En su personalísimo relato sobre el descubrimiento de la estructura en doble hélice del ADN, James Watson cuenta con detalle el momento en el que él y Francis Crick fueron conscientes de que habían descubierto lo que el biólogo denominó “el secreto de la vida”, el acontecimiento, según el autor, quizás más famoso en la biología después del libro de Darwin. Un secreto escrito, tal y como proclamó medio siglo más tarde en una multitudinaria rueda de prensa el entonces presidente de los Estados Unidos de América, Bill Clinton, en el “lenguaje con el que Dios creó la vida”, en alusión al primer borrador de la secuencia completa del genoma humano, que fue definido en el mismo acto por el reconocido genetista Francis Collins como “nuestro propio libro de instrucciones”. Estas y otras muchas metáforas han sido utilizadas desde entonces en alusión al ADN, los genes y el genoma. Metáforas que nos han ayudado a entender y explicar conceptos complejos, pero que han condicionado nuestra percepción de estas entidades a las que aún sigue resultando difícil, incluso entre la comunidad científica, no atribuirles poderes mágicos. Numerosos son los ejemplos que lo ilustran.
El pasado verano la prestigiosa revista Science publicaba un estudio en el que un grupo de científicos japoneses atribuían el desarrollo de un comportamiento innato en la mosca Drosophila subobscura a la expresión de un solo gen. En dicho trabajo los científicos sugerían que la activación de la expresión de este gen en un grupo concreto de células fue el evento clave que confirió a dicha especie la facultad latente de llevar a cabo ofrendas nupciales, una práctica según la cual los machos ofrecen comida regurgitada a las hembras como parte del cortejo de cópula. Y mostraban que la activación de la expresión de dicho gen en ejemplares de la mosca Drosophila melanogaster, la mosca de la fruta, cuyo cortejo no incluye de forma natural esta práctica, era suficiente para transferir dicho comportamiento. Se trataba, según los autores, de la primera vez que se conseguía transferir un comportamiento entre especies mediante la manipulación de un solo gen, de ahí la relevancia adquirida en distintos medios de difusión y de divulgación científica. Así, pudimos leer, por ejemplo, que este trabajo demuestra que los comportamientos innatos, entendidos como aquellos que “no requieren ser aprendidos”, no son “producto de la magia”, sino que “están inscritos en los genes” y que es –en este caso concreto– su expresión lo que determina su desarrollo en la vida de un organismo. Durante los mismos días, un controvertido anuncio de vaqueros llamaba también nuestra atención. En este caso, una famosa actriz atribuía sus rasgos a los buenos genes heredados, afirmando que “los genes se transmiten de padres a hijos y a menudo determinan rasgos como el color del pelo, la personalidad e incluso el color de los ojos”, en su caso, tan azules como sus vaqueros, sus “blue genes”.

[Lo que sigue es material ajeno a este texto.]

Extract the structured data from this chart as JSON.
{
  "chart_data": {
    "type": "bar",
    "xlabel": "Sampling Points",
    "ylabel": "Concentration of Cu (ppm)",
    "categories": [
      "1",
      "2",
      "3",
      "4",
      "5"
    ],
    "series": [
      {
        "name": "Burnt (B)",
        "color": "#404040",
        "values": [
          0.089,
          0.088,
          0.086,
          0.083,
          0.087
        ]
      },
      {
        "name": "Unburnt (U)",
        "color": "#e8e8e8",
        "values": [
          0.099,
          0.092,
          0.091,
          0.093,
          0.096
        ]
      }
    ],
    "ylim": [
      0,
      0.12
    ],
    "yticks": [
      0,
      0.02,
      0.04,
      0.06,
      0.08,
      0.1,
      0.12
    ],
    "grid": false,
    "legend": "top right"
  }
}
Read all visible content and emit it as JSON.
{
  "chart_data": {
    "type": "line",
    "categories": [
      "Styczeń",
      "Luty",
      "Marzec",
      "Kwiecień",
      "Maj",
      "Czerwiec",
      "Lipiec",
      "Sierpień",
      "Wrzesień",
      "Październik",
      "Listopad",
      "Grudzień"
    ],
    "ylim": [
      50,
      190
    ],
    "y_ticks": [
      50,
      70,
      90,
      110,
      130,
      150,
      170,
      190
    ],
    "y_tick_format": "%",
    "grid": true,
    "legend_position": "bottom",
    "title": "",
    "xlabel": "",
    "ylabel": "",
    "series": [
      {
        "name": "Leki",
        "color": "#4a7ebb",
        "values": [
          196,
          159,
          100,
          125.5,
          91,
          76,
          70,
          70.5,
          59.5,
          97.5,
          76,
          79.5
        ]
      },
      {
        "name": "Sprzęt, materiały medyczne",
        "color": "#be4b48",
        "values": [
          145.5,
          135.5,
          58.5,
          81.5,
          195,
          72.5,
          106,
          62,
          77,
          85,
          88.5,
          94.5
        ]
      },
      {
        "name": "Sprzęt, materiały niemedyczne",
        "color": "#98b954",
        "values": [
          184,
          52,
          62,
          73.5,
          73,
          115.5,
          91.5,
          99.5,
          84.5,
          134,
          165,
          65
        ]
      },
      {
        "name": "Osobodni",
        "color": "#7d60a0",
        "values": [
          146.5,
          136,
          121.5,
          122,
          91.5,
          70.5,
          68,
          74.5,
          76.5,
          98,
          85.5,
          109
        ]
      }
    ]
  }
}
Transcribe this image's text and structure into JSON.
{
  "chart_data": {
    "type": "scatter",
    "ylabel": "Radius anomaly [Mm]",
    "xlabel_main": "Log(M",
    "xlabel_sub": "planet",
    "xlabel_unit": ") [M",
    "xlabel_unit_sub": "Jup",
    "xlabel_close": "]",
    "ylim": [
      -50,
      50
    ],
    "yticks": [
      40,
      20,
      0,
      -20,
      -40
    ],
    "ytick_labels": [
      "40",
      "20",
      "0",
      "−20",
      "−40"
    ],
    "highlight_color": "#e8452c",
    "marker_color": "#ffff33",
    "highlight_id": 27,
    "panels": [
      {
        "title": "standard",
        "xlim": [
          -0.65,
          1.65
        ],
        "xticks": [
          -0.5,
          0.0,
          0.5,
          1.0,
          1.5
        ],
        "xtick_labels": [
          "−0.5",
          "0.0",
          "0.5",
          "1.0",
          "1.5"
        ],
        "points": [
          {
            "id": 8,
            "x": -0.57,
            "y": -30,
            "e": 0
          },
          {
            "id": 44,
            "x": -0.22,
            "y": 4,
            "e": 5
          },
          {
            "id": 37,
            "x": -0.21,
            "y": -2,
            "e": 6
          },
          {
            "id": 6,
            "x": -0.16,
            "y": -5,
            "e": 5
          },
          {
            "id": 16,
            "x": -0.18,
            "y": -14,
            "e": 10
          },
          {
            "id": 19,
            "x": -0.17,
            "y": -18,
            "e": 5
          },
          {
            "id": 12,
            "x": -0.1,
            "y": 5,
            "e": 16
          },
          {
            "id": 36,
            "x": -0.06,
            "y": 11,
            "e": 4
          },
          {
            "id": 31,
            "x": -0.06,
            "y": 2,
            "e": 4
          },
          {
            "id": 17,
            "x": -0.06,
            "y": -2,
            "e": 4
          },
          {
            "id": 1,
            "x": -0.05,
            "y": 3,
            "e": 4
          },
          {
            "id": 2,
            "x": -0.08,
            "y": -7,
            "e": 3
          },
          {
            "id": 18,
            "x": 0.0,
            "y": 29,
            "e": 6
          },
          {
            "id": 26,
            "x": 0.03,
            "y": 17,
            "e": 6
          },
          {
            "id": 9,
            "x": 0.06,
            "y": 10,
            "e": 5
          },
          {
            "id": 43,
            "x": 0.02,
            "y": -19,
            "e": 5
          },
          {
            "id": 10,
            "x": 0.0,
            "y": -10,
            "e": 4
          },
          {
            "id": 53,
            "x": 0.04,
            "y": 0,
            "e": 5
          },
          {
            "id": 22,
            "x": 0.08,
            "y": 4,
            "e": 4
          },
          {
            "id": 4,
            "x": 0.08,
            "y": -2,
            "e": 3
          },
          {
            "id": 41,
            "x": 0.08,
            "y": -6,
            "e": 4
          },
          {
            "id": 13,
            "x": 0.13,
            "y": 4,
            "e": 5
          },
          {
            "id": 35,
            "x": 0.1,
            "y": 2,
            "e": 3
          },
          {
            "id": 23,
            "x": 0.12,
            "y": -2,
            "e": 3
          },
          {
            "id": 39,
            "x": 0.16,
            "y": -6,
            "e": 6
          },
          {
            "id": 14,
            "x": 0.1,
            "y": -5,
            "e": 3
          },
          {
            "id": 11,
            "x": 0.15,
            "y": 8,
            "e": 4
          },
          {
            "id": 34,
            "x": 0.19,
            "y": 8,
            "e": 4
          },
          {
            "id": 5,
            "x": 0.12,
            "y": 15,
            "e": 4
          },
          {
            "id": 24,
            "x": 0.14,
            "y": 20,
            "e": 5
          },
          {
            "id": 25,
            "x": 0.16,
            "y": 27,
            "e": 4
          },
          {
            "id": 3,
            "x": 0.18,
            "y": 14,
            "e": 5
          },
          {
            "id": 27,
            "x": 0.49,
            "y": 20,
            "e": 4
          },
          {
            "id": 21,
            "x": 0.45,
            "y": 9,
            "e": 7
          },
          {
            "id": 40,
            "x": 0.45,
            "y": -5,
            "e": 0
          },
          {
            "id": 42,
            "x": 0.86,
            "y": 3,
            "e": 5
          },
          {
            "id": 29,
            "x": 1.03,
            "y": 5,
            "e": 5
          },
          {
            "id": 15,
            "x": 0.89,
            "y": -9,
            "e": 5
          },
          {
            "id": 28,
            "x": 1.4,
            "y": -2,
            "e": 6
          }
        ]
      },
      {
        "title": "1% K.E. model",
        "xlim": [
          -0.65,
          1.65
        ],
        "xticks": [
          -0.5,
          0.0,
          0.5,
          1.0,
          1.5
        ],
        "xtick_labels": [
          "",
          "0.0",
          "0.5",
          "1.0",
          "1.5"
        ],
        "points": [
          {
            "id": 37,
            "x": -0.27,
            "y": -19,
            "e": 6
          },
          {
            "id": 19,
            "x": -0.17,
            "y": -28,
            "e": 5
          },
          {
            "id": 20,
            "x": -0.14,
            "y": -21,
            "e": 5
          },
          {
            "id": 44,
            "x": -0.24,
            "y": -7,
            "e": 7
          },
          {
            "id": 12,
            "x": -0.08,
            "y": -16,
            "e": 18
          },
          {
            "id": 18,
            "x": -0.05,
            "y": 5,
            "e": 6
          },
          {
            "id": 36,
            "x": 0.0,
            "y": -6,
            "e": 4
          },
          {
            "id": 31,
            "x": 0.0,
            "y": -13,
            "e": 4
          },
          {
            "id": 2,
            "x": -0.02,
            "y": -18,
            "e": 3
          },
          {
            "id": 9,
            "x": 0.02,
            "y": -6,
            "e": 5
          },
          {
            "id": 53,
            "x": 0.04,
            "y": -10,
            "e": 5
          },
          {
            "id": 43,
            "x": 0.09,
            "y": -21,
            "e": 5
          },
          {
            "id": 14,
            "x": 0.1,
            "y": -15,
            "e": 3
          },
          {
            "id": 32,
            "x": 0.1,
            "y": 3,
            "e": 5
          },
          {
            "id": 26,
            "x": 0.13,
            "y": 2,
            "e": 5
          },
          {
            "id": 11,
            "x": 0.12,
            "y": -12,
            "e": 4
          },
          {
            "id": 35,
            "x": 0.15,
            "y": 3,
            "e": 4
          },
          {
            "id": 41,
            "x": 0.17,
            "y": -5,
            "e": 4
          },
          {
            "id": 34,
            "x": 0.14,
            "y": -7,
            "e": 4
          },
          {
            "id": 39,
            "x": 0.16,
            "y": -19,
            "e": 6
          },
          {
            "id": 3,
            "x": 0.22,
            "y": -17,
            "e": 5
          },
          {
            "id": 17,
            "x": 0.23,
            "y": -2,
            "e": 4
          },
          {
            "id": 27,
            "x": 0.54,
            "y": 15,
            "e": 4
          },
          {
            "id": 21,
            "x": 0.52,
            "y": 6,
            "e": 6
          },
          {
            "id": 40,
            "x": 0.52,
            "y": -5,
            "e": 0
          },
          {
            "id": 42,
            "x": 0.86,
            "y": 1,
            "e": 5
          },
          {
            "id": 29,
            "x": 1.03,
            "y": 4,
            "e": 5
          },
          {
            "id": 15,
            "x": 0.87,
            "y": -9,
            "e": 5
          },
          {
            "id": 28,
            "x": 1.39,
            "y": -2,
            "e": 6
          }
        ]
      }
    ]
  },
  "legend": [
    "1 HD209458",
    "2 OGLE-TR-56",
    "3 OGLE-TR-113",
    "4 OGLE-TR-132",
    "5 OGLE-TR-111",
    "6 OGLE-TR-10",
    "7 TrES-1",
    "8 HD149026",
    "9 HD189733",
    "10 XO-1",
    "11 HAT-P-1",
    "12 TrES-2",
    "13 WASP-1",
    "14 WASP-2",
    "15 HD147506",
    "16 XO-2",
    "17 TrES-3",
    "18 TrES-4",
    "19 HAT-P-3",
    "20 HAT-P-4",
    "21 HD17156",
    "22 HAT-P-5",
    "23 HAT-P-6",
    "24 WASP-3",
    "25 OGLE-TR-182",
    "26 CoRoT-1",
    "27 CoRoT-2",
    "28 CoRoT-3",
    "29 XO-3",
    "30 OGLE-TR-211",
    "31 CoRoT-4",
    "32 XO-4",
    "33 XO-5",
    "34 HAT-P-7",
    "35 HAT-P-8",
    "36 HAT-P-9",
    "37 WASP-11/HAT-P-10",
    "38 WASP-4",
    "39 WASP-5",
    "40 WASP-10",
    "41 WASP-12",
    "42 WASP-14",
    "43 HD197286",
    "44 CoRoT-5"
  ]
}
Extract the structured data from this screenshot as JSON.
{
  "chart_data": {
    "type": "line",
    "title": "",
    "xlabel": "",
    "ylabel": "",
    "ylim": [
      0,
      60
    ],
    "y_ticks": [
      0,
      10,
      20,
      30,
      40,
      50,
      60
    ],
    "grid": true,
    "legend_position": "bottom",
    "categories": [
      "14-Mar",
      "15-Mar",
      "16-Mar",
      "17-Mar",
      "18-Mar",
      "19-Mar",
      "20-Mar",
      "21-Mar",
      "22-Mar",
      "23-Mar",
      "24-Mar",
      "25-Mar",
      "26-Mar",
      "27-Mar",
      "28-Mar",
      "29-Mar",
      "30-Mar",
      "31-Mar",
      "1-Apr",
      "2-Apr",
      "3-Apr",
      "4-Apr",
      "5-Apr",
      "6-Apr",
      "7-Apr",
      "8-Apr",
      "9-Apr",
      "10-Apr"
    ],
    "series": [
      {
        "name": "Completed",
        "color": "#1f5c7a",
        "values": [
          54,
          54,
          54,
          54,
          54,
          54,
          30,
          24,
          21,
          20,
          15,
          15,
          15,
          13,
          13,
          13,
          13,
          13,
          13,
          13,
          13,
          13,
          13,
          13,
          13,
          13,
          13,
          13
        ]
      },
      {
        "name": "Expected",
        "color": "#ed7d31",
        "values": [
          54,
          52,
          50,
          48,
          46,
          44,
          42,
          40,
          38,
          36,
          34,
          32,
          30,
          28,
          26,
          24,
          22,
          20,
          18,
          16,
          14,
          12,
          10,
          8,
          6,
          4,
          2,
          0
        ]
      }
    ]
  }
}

Pero los genes, como es obvio, no tienen colores, ni encierran comportamientos, como tampoco pueden ser buenos o malos. Tampoco contienen un código hereditario ni en ellos está escrita ni inscrita la clave de la vida, ni la información para el color de los ojos ni ningún otro rasgo. Ningún rasgo, ya sea fisiológico, cognitivo o conductual, como tan bien han explicado en su libro sobre el innatismo los lingüistas Guillermo Lorenzo y Víctor M. Longa, puede de ninguna manera estar preespecificado ni contenido informacionalmente en el genoma. Los rasgos no preexisten en los genes. La idea de que el ADN contiene la información de lo que somos no es sino una visión preformista en la que el antiguo homúnculo, el pequeño ser contenido en el espermatozoide esperando a ser desplegado, es sustituido por el gen. Pero lo cierto es que el genoma no puede por sí solo explicar los productos del desarrollo ontogenético. El desarrollo de cada rasgo, más allá de ser consecuencia de la lectura de un código preexistente, es un proceso complejo y continuo a lo largo de la vida en el que intervienen múltiples factores, tanto internos como externos, que interactúan a distintos niveles. Es en este crisol ontogenético donde, como nos explica Susan Oyama, “la forma aparece y se transforma, no porque sea inmanente en algunos de los interactuantes y nutrida por otros, ni porque algunos interactuantes seleccionen de entre un rango de formas presentes en otros, sino porque cualquier forma es creada por la actividad precisa del sistema”.
Las lenguas están llenas de metáforas que influyen en la manera en que pensamos y actuamos con respecto a importantes cuestiones, pero como tales, estas deben entenderse, como nos advierte la lingüista Lola Pons, en la clave figurada y no real con que se expresan. Su asimilación irreflexiva puede conducir con demasiada facilidad a conclusiones sobre la naturaleza y el destino que no están justificadas ni resultan útiles. Y es por ello por lo que su inevitable uso tiene como contrapartida un precio, el de la eterna vigilancia.